Fin 2013, Songhoy Blues joue à Londres où les membres du groupe rencontrent l'équipe de tournage d'un film documentaire sur la musique malienne en exil, ‘They Will Have To Kill Us First’ dans lequel ils interprètent les personnages principaux. Depuis, la visibilité internationale du groupe ne cesse de grandir, notamment avec le lancement du film au prestigieux Festival du Documentaire de SXSW aux Etats-Unis, au début de 2015, où le groupe d’Aliou se produit sur scène. Ils se produisent également à Glastonbury au Royaume-Uni en Juin 2015.
"La première chose qui a retenu notre attention lors de nos premières tournées, sont les Africains à l'étranger. J’ai remarqué que certaines personnes vivaient bien dans leur pays d'exil alors que d’autres se trouvaient dans une situation précaire - mais tous avaient ce fort sentiment de nostalgie", souligne Aliou en parlant du tube ‘Soubour’, un mot qui signifie ‘patience’ en songhaï. "Dans tout ce que nous faisons, nous invitons le public à être soubour – laisser le temps au temps." Songhoy Blues espère porter ce message aux masses africaines et à la jeunesse du Mali en particulier.
Aliou admet que même si le public international sympathise et soutient avec enthousiasme le groupe, il ne peut totalement saisir les nuances derrière les paroles et les aspirations de son groupe. Le chanteur estime que ' Soubour', entre autres titres, trouvera écho chez les maliens et africains de la diaspora – notamment les réfugiés. «Je rencontre des africains à l'étranger, je vois des familles séparées, des enfants nés dans un endroit où ils sont peu ou pas exposés à l'héritage de leurs parents d’où l’importance et l’urgence de la musique en exil. Il s’agit de préserver une culture, pour survivre, même loin de sa terre natale.

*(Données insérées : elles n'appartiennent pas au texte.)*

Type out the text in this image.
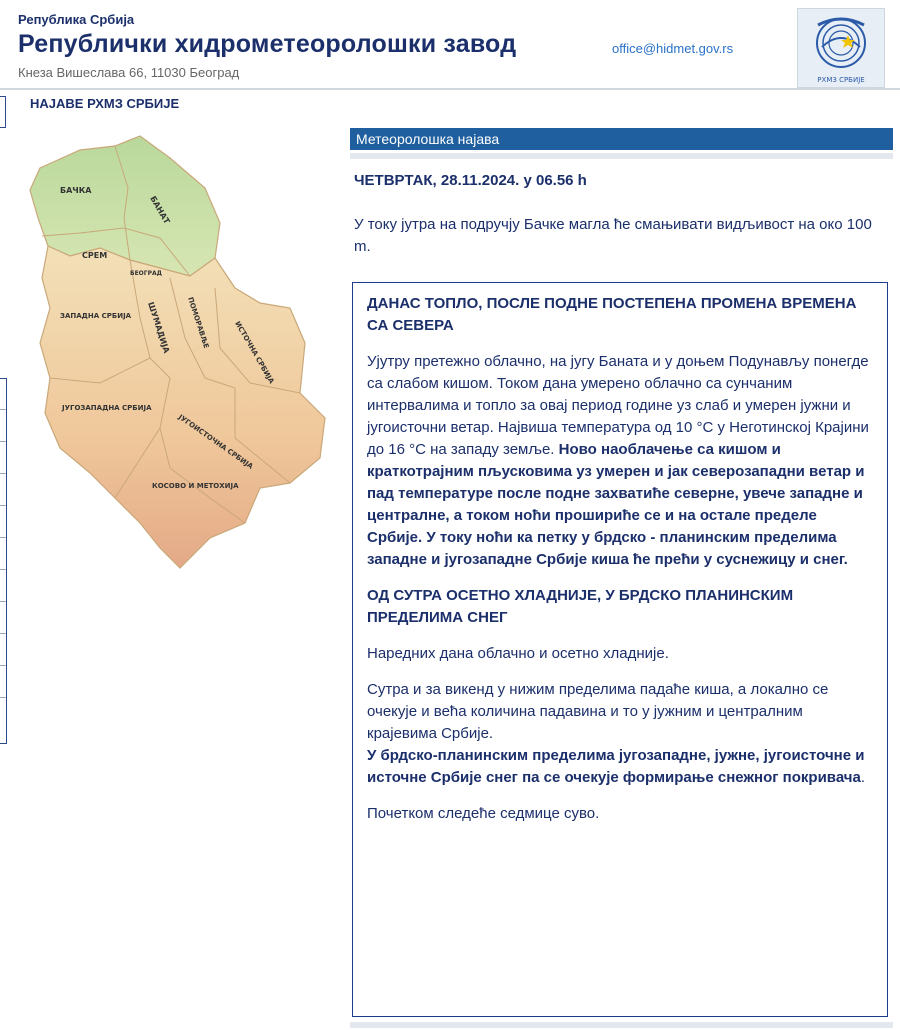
Република Србија
Републички хидрометеоролошки завод
Кнеза Вишеслава 66, 11030 Београд
office@hidmet.gov.rs
РХМЗ СРБИЈЕ
НАЈАВЕ РХМЗ СРБИЈЕ
БАЧКА
БАНАТ
СРЕМ
БЕОГРАД
ЗАПАДНА СРБИЈА ШУМАДИЈА ПОМОРАВЉЕ	ИСТОЧНА СРБИЈА
ЈУГОЗАПАДНА СРБИЈА
ЈУГОИСТОЧНА СРБИЈА
КОСОВО И МЕТОХИЈА
Метеоролошка најава
ЧЕТВРТАК, 28.11.2024. у 06.56 h
У току јутра на подручју Бачке магла ће смањивати видљивост на око 100 m.
ДАНАС ТОПЛО, ПОСЛЕ ПОДНЕ ПОСТЕПЕНА ПРОМЕНА ВРЕМЕНА СА СЕВЕРА

Ујутру претежно облачно, на југу Баната и у доњем Подунављу понегде са слабом кишом. Током дана умерено облачно са сунчаним интервалима и топло за овај период године уз слаб и умерен јужни и југоисточни ветар. Највиша температура од 10 °C у Неготинској Крајини до 16 °C на западу земље. Ново наоблачење са кишом и краткотрајним пљусковима уз умерен и јак северозападни ветар и пад температуре после подне захватиће северне, увече западне и централне, а током ноћи прошириће се и на остале пределе Србије. У току ноћи ка петку у брдско - планинским пределима западне и југозападне Србије киша ће прећи у суснежицу и снег.

ОД СУТРА ОСЕТНО ХЛАДНИЈЕ, У БРДСКО ПЛАНИНСКИМ ПРЕДЕЛИМА СНЕГ

Наредних дана облачно и осетно хладније.

Сутра и за викенд у нижим пределима падаће киша, а локално се очекује и већа количина падавина и то у јужним и централним крајевима Србије.
У брдско-планинским пределима југозападне, јужне, југоисточне и источне Србије снег па се очекује формирање снежног покривача.

Почетком следеће седмице суво.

Nous croyons que nous pouvons le faire à travers la musique », nous confie Aliou.
Dans le dernier titre de leur album, intitulé tout simplement ‘Mali‘, Songhoy Blues demande à la jeune génération ce que les pères fondateurs du Mali penseraient de l'état de la nation aujourd'hui. «Nous avons un pays jeune et vaste et une richesse culturelle incroyable, héritée de nos grands-parents et ancêtres,» explique Aliou. «Oui, nous pouvons apprécier et célébrer cet héritage, mais il est de notre devoir de le protéger, dans le but de rétablir la paix et l'harmonie au Mali.»